Middle East

Government aircraft pound Yabroud

Free Syrian Army fighters rest in Dourin mountain in Syria's northwestern Latakia province March 7, 2014. Picture taken March 7, 2014. (REUTERS/Alaa Khweled)

BEIRUT: Government aircraft pounded the rebel stronghold of Yabroud Sunday as clashes raged near the town, according to anti-regime activists and a monitoring group. The Britain-based Syrian Observatory for Human rights said three rebels were killed in the fighting on the outskirts of the town, in the Danha and Rima areas.

It said at least six fighters were killed or wounded on the other side, made up of government troops, paramilitaries and fighters from Lebanon’s Hezbollah.

The Observatory said that Hezbollah has sustained more than 120 killed and wounded during the fighting, which has raged over the last several weeks.

Airstrikes and shelling by government forces struck a number of targets around Yabroud, wounding an unspecified number of people, the Observatory added.

In Aleppo, up to eight people were killed during a helicopter strike on the neighborhood of Haidarieh, while government shelling and airstrikes targeted the Masaken Hanano and Sakhour neighborhoods. Fighting between regime troops and rebel groups also raged at several locations around Greater Aleppo.

Heavy fighting was also reported in several locations in Hama province, where rebels managed to disable a regime tank, as both sides suffered fatalities, the Observatory said.

In the province of Latakia, rebel shelling was believed responsible for the deaths of two people struck by a mortar bomb and RPGs, in a rare targeting near the coastal city.

The Observatory said nine people were also wounded in the incidents, which took place north of Latakia.

Fighting also raged in the eastern province of Hassakeh, where regime troops battled militants from the Nusra Front and the Islamic State of Iraq and Greater Syria (ISIS), the Observatory said.
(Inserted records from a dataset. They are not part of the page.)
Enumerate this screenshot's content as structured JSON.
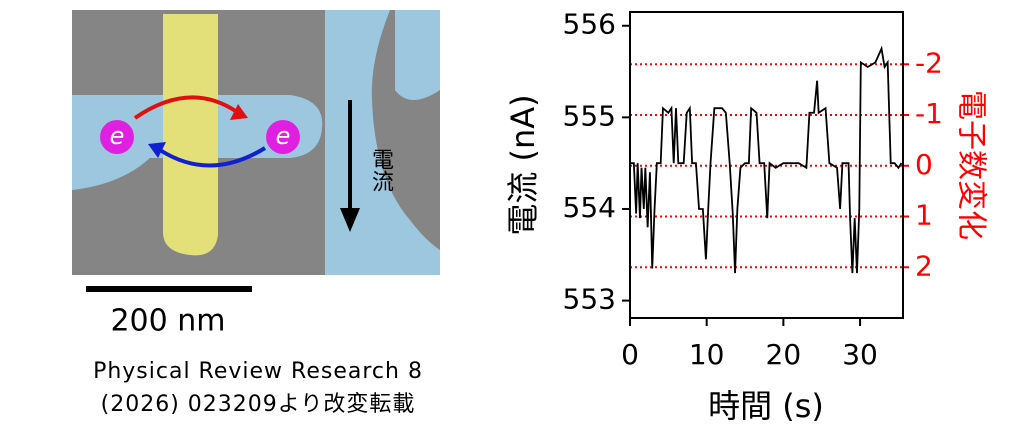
{
  "image": {
    "electron": "e",
    "current_label": "電流",
    "scale_bar": "200 nm",
    "citation": [
      "Physical Review Research 8",
      "(2026) 023209より改変転載"
    ]
  },
  "chart_data": {
    "type": "line",
    "ylabel": "電流 (nA)",
    "y2label": "電子数変化",
    "xlabel": "時間 (s)",
    "color": "#000000",
    "y2color": "#ff0000",
    "xlim": [
      0,
      35.6
    ],
    "xticks": [
      0,
      10,
      20,
      30
    ],
    "ylim": [
      552.81,
      556.15
    ],
    "yticks": [
      553,
      554,
      555,
      556
    ],
    "y2lim": [
      3.0,
      -3.03
    ],
    "y2ticks": [
      -2,
      -1,
      0,
      1,
      2
    ],
    "y2grid": true,
    "x": [
      0,
      0.5,
      0.8,
      1.0,
      1.3,
      1.5,
      1.8,
      2.0,
      2.3,
      2.6,
      2.9,
      3.2,
      3.5,
      4.0,
      4.3,
      5.0,
      5.4,
      5.7,
      6.0,
      6.3,
      7.0,
      7.4,
      7.8,
      8.1,
      8.6,
      9.0,
      9.5,
      9.9,
      10.2,
      10.5,
      11.0,
      12.0,
      12.5,
      13.0,
      13.4,
      13.7,
      14.0,
      14.4,
      15.0,
      15.5,
      15.8,
      16.5,
      16.9,
      17.5,
      17.9,
      18.2,
      19.0,
      20.0,
      21.0,
      22.0,
      23.0,
      23.4,
      24.0,
      24.4,
      24.6,
      25.5,
      26.0,
      27.0,
      27.4,
      27.7,
      28.5,
      28.7,
      29.0,
      29.3,
      29.6,
      29.9,
      30.1,
      31.0,
      32.0,
      32.8,
      33.2,
      33.6,
      34.0,
      34.5,
      35.0,
      35.4
    ],
    "values": [
      554.5,
      554.5,
      553.95,
      554.5,
      553.9,
      554.45,
      554.0,
      554.45,
      553.8,
      554.4,
      553.35,
      554.0,
      554.5,
      554.5,
      555.1,
      555.05,
      555.1,
      554.5,
      555.1,
      554.5,
      554.5,
      555.05,
      555.1,
      554.5,
      554.5,
      554.0,
      554.0,
      553.45,
      554.0,
      554.5,
      555.1,
      555.1,
      555.05,
      554.5,
      553.95,
      553.3,
      554.0,
      554.45,
      554.5,
      554.5,
      555.1,
      555.05,
      554.5,
      554.5,
      553.9,
      554.5,
      554.45,
      554.5,
      554.5,
      554.5,
      554.45,
      555.05,
      555.05,
      555.4,
      555.05,
      555.1,
      554.5,
      554.45,
      554.0,
      554.5,
      554.5,
      553.9,
      553.3,
      553.9,
      553.3,
      554.0,
      555.6,
      555.55,
      555.6,
      555.75,
      555.55,
      555.6,
      554.5,
      554.5,
      554.45,
      554.5
    ]
  }
}
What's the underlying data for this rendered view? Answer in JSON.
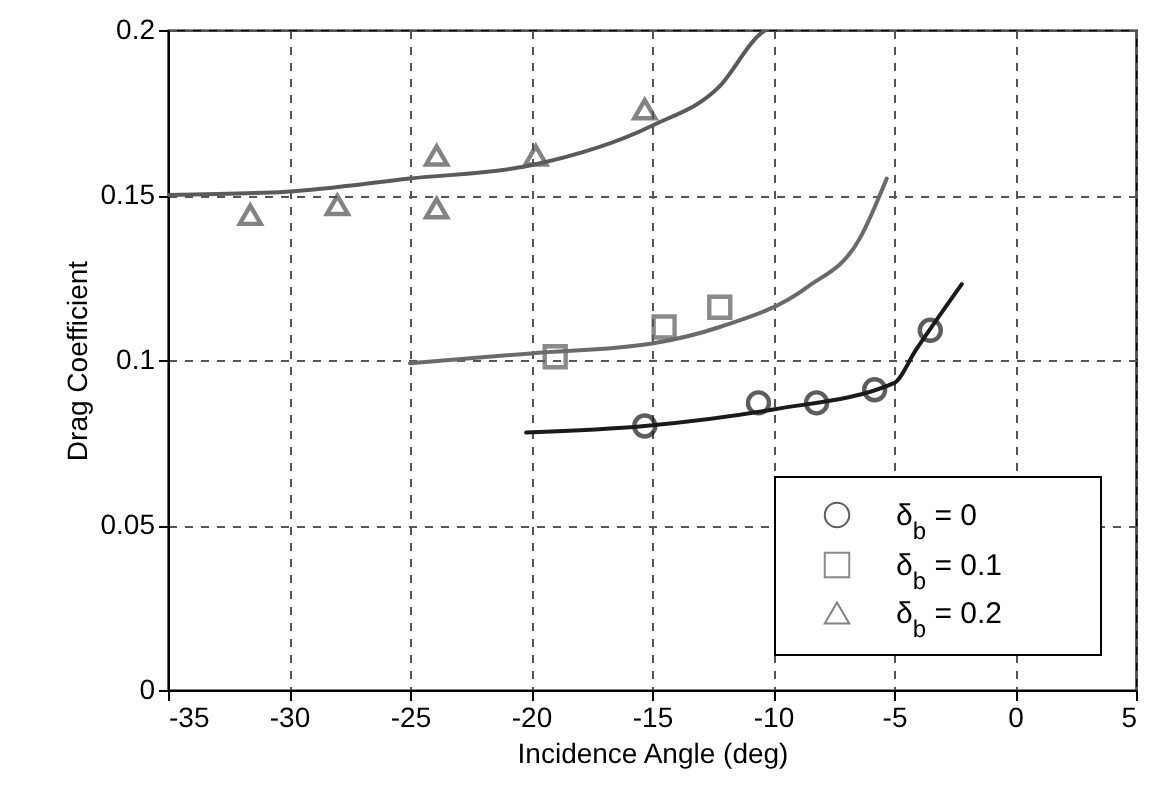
{
  "chart_data": {
    "type": "scatter",
    "xlabel": "Incidence Angle (deg)",
    "ylabel": "Drag Coefficient",
    "xlim": [
      -35,
      5
    ],
    "ylim": [
      0,
      0.2
    ],
    "xticks": [
      -35,
      -30,
      -25,
      -20,
      -15,
      -10,
      -5,
      0,
      5
    ],
    "yticks": [
      0,
      0.05,
      0.1,
      0.15,
      0.2
    ],
    "grid": true,
    "legend": "bottom right",
    "series": [
      {
        "name": "δ$_{b}$ = 0",
        "type": "scatter",
        "marker": "circle",
        "color": "#1a1a1a",
        "x": [
          -15.3,
          -10.6,
          -8.2,
          -5.8,
          -3.5
        ],
        "values": [
          0.08,
          0.087,
          0.087,
          0.091,
          0.109
        ]
      },
      {
        "name": "δ$_{b}$ = 0.1",
        "type": "scatter",
        "marker": "square",
        "color": "#5a5a5a",
        "x": [
          -19.0,
          -14.5,
          -12.2
        ],
        "values": [
          0.101,
          0.11,
          0.116
        ]
      },
      {
        "name": "δ$_{b}$ = 0.2",
        "type": "scatter",
        "marker": "triangle",
        "color": "#505050",
        "x": [
          -31.6,
          -28.0,
          -23.9,
          -23.9,
          -19.8,
          -15.3
        ],
        "values": [
          0.144,
          0.147,
          0.146,
          0.162,
          0.162,
          0.176
        ]
      },
      {
        "type": "line",
        "color": "#1a1a1a",
        "x": [
          -20.2,
          -15.3,
          -10,
          -5,
          -4.1,
          -2.2
        ],
        "values": [
          0.078,
          0.08,
          0.085,
          0.093,
          0.103,
          0.123
        ]
      },
      {
        "type": "line",
        "color": "#6a6a6a",
        "x": [
          -25,
          -20,
          -15,
          -12.2,
          -8.6,
          -6.4,
          -5.3
        ],
        "values": [
          0.099,
          0.102,
          0.105,
          0.11,
          0.122,
          0.137,
          0.155
        ]
      },
      {
        "type": "line",
        "color": "#5a5a5a",
        "x": [
          -35,
          -30.1,
          -25,
          -20,
          -15,
          -12.2,
          -10.5,
          -10.3
        ],
        "values": [
          0.15,
          0.151,
          0.155,
          0.159,
          0.171,
          0.183,
          0.199,
          0.2
        ]
      }
    ]
  }
}
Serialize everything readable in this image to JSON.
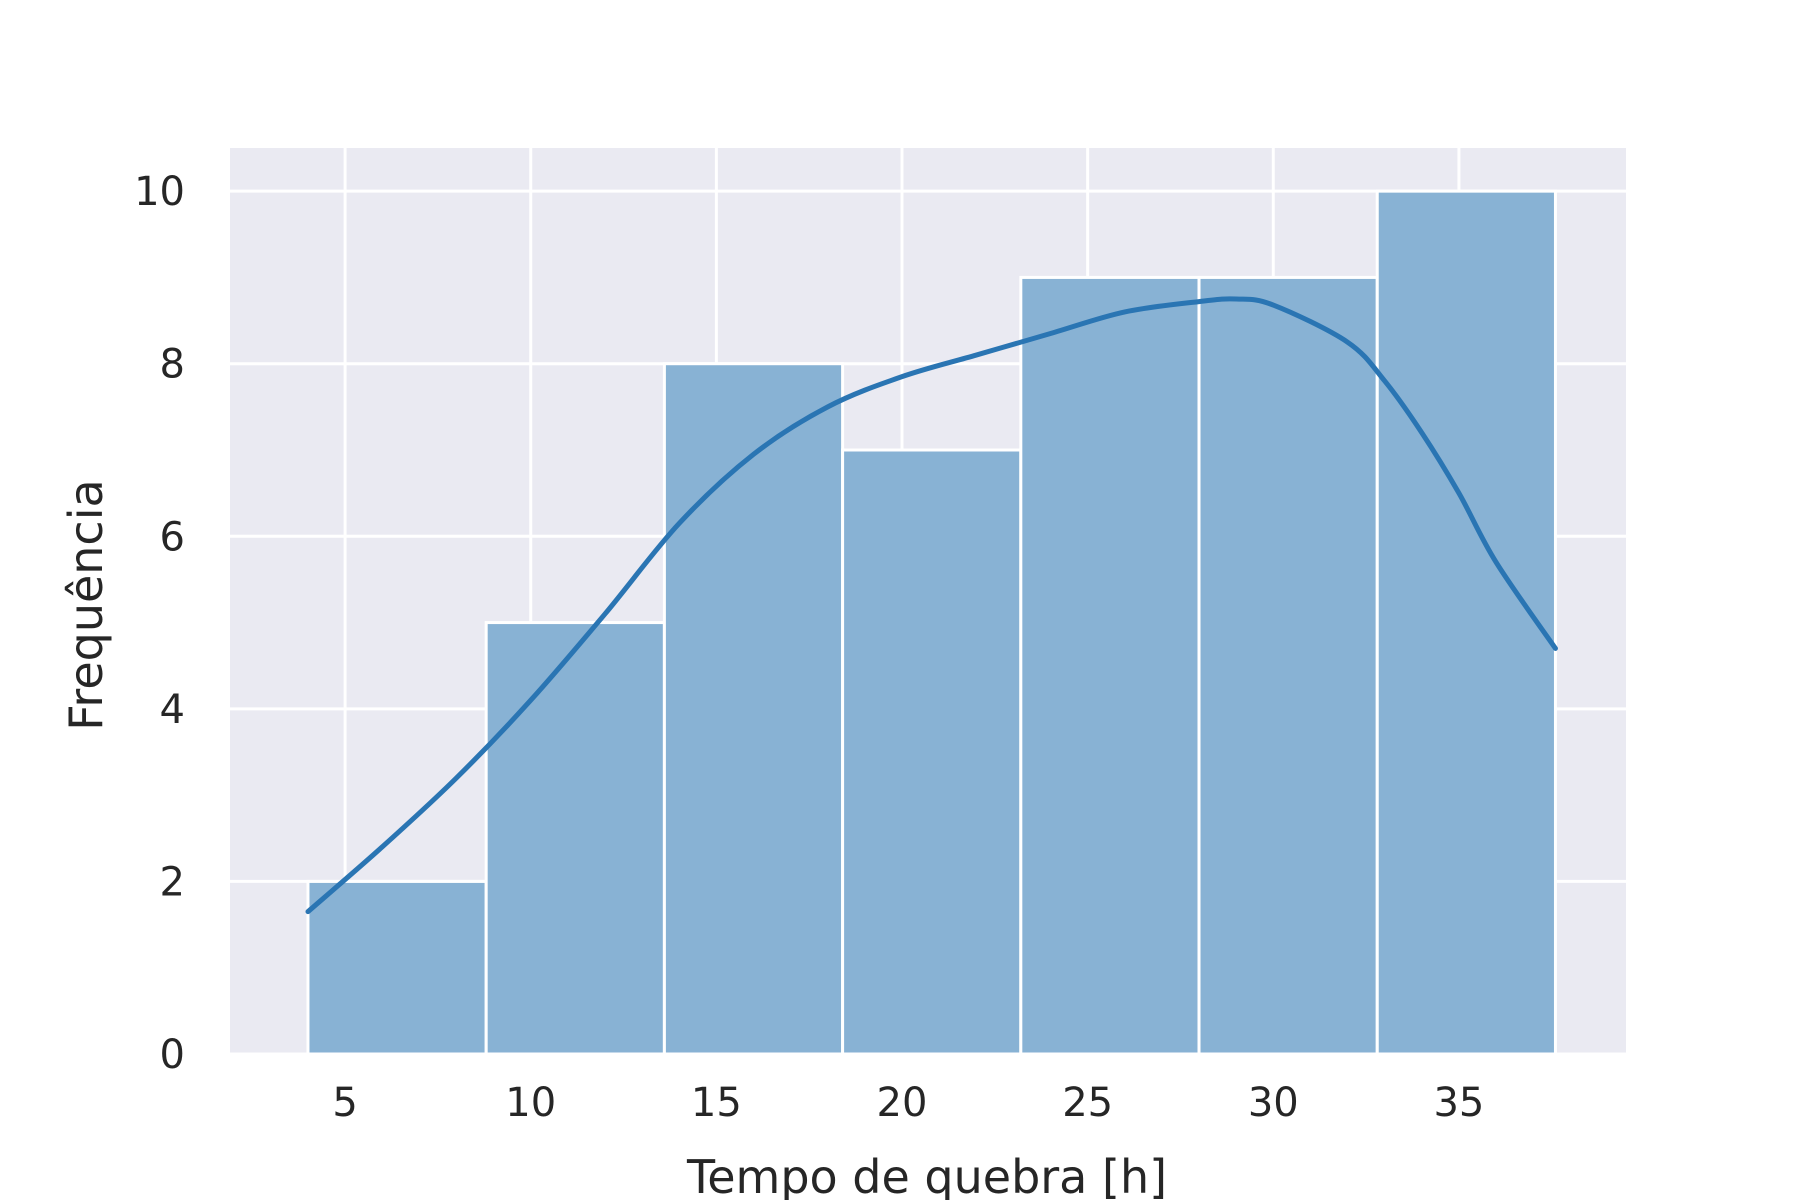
{
  "chart_data": {
    "type": "bar",
    "subtype": "histogram-with-kde",
    "title": "",
    "xlabel": "Tempo de quebra [h]",
    "ylabel": "Frequência",
    "xlim": [
      1.9,
      39.5
    ],
    "ylim": [
      0,
      10.5
    ],
    "x_ticks": [
      5,
      10,
      15,
      20,
      25,
      30,
      35
    ],
    "y_ticks": [
      0,
      2,
      4,
      6,
      8,
      10
    ],
    "grid": true,
    "legend": "none",
    "bins": [
      {
        "x_start": 4.0,
        "x_end": 8.8,
        "count": 2
      },
      {
        "x_start": 8.8,
        "x_end": 13.6,
        "count": 5
      },
      {
        "x_start": 13.6,
        "x_end": 18.4,
        "count": 8
      },
      {
        "x_start": 18.4,
        "x_end": 23.2,
        "count": 7
      },
      {
        "x_start": 23.2,
        "x_end": 28.0,
        "count": 9
      },
      {
        "x_start": 28.0,
        "x_end": 32.8,
        "count": 9
      },
      {
        "x_start": 32.8,
        "x_end": 37.6,
        "count": 10
      }
    ],
    "kde": {
      "x": [
        4.0,
        6.0,
        8.0,
        10.0,
        12.0,
        14.0,
        16.0,
        18.0,
        20.0,
        22.0,
        24.0,
        26.0,
        28.0,
        29.0,
        30.0,
        32.0,
        33.0,
        34.0,
        35.0,
        36.0,
        37.6
      ],
      "y": [
        1.65,
        2.4,
        3.2,
        4.1,
        5.1,
        6.15,
        6.95,
        7.5,
        7.85,
        8.1,
        8.35,
        8.6,
        8.72,
        8.75,
        8.68,
        8.25,
        7.8,
        7.2,
        6.5,
        5.7,
        4.7
      ]
    }
  },
  "colors": {
    "bar_fill": "#86b0d3",
    "bar_edge": "#ffffff",
    "kde_line": "#2a75b3",
    "plot_background": "#eaeaf2",
    "grid": "#ffffff"
  }
}
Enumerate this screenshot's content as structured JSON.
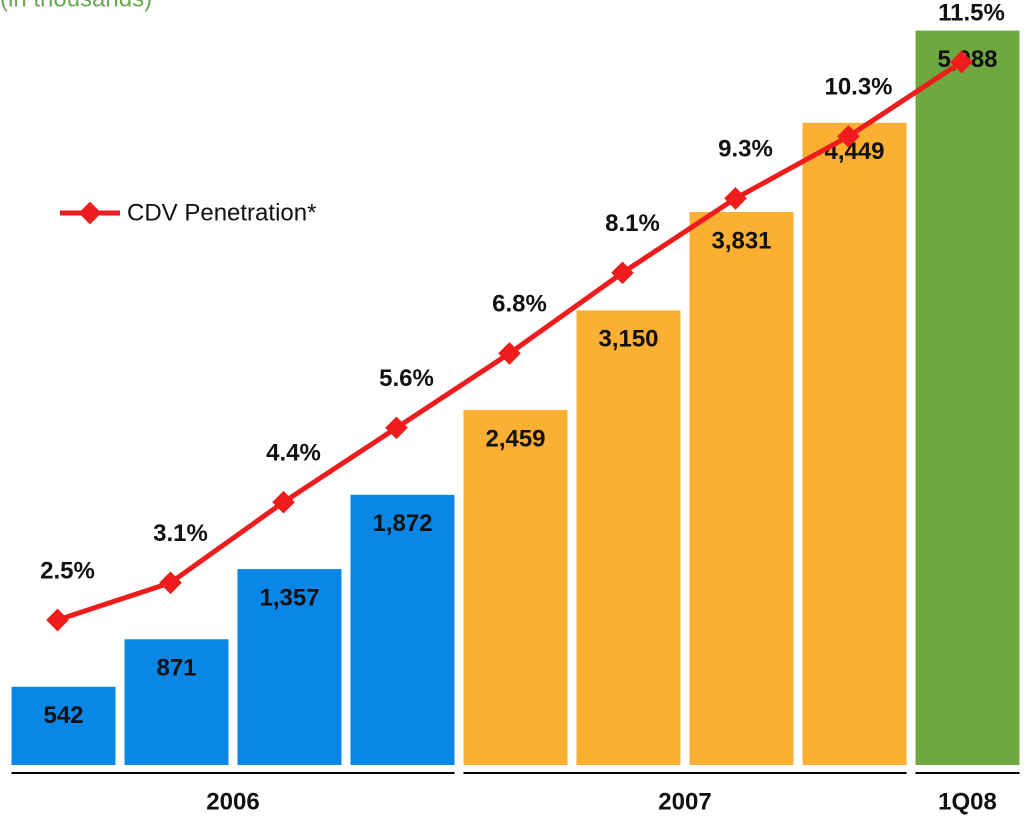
{
  "chart_data": {
    "type": "bar",
    "subtitle": "(in thousands)",
    "categories": [
      null,
      null,
      null,
      null,
      null,
      null,
      null,
      null,
      null
    ],
    "groups": [
      {
        "label": "2006",
        "start": 0,
        "end": 3
      },
      {
        "label": "2007",
        "start": 4,
        "end": 7
      },
      {
        "label": "1Q08",
        "start": 8,
        "end": 8
      }
    ],
    "values": [
      542,
      871,
      1357,
      1872,
      2459,
      3150,
      3831,
      4449,
      5088
    ],
    "value_labels": [
      "542",
      "871",
      "1,357",
      "1,872",
      "2,459",
      "3,150",
      "3,831",
      "4,449",
      "5,088"
    ],
    "colors": [
      "#0a86e6",
      "#0a86e6",
      "#0a86e6",
      "#0a86e6",
      "#fbb034",
      "#fbb034",
      "#fbb034",
      "#fbb034",
      "#6ea83e"
    ],
    "ylim": [
      0,
      5300
    ],
    "line": {
      "name": "CDV Penetration*",
      "color": "#ee1c1c",
      "axis": "y2",
      "values": [
        2.5,
        3.1,
        4.4,
        5.6,
        6.8,
        8.1,
        9.3,
        10.3,
        11.5
      ],
      "value_labels": [
        "2.5%",
        "3.1%",
        "4.4%",
        "5.6%",
        "6.8%",
        "8.1%",
        "9.3%",
        "10.3%",
        "11.5%"
      ]
    },
    "y2lim": [
      0,
      12.5
    ]
  }
}
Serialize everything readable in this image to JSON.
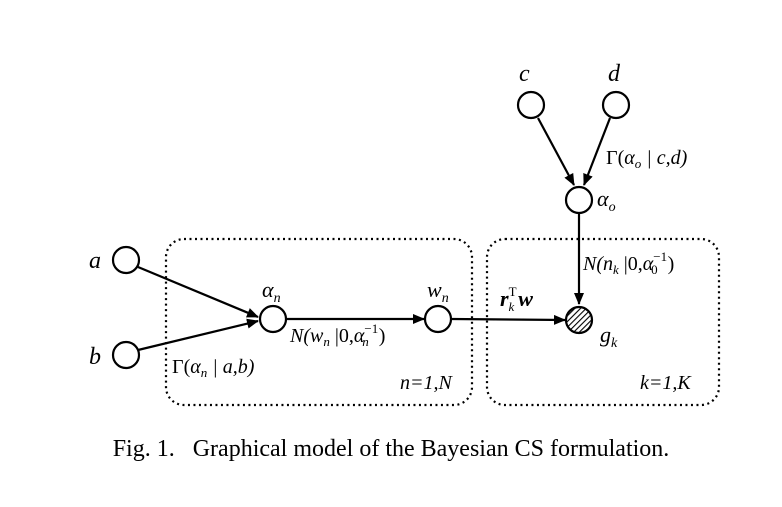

It added that militants from ISIS detonated a car bomb and caused an unspecified number of casualties. The two Al-Qaeda affiliates are at war with each other in several provinces, but cooperate at times in eastern parts of the country such as Hassakeh.

Government forces Saturday seized a town from rebels near the Lebanese border in their latest attempt to cut off opposition fighters’ fluid supply lines from the country, state media and activists said.

Further clashes killed two rebels Sunday near the town of Zara, which had seen clashes for weeks. Rebels used the town as a base to attack pro-regime communities in the area, said pro-Syrian media and Rami Abdel-Rahman of the Observatory.

The town was one of two last strongholds for rebels along the Lebanese border leading to the city of Homs, the other being the nearby village of Al-Hosn, said another activist who identified himself as Samy al-Homsi. “Without Al-Hosn and Zara, it will be the end of the revolution to the west of Homs,” Homsi said. “It’s the only two areas left to the rebels there.”

Footage from Zara by Lebanon-based broadcaster Al-Mayadeen showed plumes of smoke billowing from houses as gunfire and artillery could be heard in the background.

An activist in Al-Hosn who uses the name Abu Marwan al-Hosni said most Zara residents fled to his city during the fighting, but at least 20 people were killed after Assad-loyal gunmen entered the town.

“Some of them were butchered inside their homes and then they set the homes on fire. Others, the tanks fired at the homes. Others were killed by snipers as they fled,” Hosni said. Activist collective the Local Coordinating Committees also reported the information, while the Observatory said an unspecified number of civilians had been killed.

Also, Al-Mayadeen reported Saturday that a Syrian cameraman working for the station in the eastern city of Deir al-Zor died while covering clashes between government forces and rebels. The station said Omar Abdel-Qadir suffered a wound in his neck and died in a hospital.

A version of this article appeared in the print edition of The Daily Star on March 10, 2014, on page 8.